Handelsblatt-Präsident warnt vor tiefer Wirtschaftskrise in Deutschland und Hamburgs schwindender Hoffnung

Präsident der Handelskammer: Versprechen zur Reform nicht eingelöst - Handelsblatt-Präsident warnt vor tiefer Wirtschaftskrise in Deutschland und Hamburgs schwindender Hoffnung
Handelsblatt-Präsident Norbert Aust warnt vor schwerer Wirtschaftskrise in Deutschland
Norbert Aust, Präsident der Handelsblatt Hamburg, hat vor einer ernsthaften Wirtschaftskrise in Deutschland gewarnt. In einer jüngsten Stellungnahme betonte er, dass die Unternehmen in Hamburg zunehmend unter Druck gerieten – nur ein Bruchteil von ihnen erhoffe sich in naher Zukunft eine Besserung der Lage. Gleichzeitig kritisierte er aktuelle Handelsabkommen und die Bundespolitik und forderte dringende Kurskorrekturen.
Aust erklärte eingangs, die deutsche Wirtschaft befinde sich in einer Krise, die sich besonders auf Hamburg auswirke. Lediglich jedes fünfte Unternehmen in der Stadt rechne kurzfristig mit einer Erholung. Dennoch versicherte er, Hamburg sei gut aufgestellt, um die Herausforderungen zu meistern.
Der Kammerpräsident übt scharfe Kritik an der Wirtschaftspolitik der Bundesregierung, die er als unzureichend bezeichnet.

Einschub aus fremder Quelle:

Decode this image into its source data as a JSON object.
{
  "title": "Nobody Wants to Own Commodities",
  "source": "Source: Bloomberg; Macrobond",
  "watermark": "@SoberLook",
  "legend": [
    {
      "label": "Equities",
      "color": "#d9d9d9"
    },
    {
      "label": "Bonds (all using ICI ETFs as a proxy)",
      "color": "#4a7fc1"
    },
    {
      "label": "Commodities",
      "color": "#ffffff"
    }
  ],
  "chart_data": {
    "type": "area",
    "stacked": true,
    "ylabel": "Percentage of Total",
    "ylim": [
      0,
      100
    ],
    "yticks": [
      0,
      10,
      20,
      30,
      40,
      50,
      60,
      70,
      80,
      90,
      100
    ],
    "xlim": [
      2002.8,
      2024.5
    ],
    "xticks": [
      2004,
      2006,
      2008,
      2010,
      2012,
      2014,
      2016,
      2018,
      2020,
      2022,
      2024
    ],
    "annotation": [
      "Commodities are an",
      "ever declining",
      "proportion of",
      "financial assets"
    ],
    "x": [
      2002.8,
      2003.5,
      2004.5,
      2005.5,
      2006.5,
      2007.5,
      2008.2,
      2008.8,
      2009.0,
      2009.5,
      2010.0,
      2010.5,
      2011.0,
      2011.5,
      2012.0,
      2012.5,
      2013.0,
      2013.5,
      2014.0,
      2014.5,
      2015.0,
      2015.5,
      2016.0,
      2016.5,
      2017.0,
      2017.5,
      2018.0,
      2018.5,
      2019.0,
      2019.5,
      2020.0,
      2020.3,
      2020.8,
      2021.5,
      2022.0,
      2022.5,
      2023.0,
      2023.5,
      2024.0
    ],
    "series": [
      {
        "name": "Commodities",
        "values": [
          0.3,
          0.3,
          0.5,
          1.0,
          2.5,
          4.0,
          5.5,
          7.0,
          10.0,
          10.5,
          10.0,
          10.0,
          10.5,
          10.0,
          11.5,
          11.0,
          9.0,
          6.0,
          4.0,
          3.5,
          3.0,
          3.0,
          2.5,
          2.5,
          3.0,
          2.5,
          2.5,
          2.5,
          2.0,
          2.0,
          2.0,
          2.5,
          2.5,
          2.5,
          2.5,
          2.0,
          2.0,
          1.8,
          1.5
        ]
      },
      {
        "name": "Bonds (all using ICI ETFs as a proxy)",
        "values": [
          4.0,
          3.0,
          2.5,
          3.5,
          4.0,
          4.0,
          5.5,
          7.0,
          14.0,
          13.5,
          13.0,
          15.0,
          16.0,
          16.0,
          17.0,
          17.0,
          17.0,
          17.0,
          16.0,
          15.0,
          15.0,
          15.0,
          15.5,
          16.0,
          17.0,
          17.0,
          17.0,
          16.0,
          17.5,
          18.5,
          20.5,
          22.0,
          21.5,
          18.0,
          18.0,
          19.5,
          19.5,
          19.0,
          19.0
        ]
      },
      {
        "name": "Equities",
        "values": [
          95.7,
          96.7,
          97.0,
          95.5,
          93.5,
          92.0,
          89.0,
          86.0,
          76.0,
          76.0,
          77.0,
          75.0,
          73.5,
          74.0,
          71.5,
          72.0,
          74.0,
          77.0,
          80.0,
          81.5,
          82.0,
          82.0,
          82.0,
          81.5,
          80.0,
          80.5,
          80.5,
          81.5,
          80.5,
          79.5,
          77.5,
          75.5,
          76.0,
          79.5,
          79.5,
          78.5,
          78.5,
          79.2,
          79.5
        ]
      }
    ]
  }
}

Der mit 500 Milliarden Euro verschuldungsfinanzierte Sondervermögenstopf solle seiner Meinung nach ausschließlich in Investitionen fließen – und nicht in allgemeine Ausgaben. Auch in der Handelspolitik sieht Aust Handlungsbedarf: Europa sei bei den jüngsten Verhandlungen mit den USA ins Hintertreffen geraten. Er plädierte für eine engere Zusammenarbeit zwischen Hamburger Politik und Wirtschaft. Besonders den Hafen nannte er als entscheidenden Bereich, in dem dringend Maßnahmen nötig seien, um gegenüber der Konkurrenz verlorenes Terrain zurückzugewinnen. Konkrete Verantwortliche oder Institutionen für diese Vorhaben benannte er jedoch nicht.
Austs Aussagen spiegeln tiefe Sorgen über die wirtschaftliche Entwicklung Deutschlands wider. Angesichts der düsteren Konjunkturaussichten in Hamburg und der in die Kritik geratenen Handelspolitik setzt sein Appell für gezielte Investitionen und eine stärkere Verzahnung von Politik und Wirtschaft klare Prioritäten. Nun bleibt abzuwarten, ob Politiker und Wirtschaft gemeinsam an einem Strang ziehen werden, um diese Herausforderungen zu bewältigen.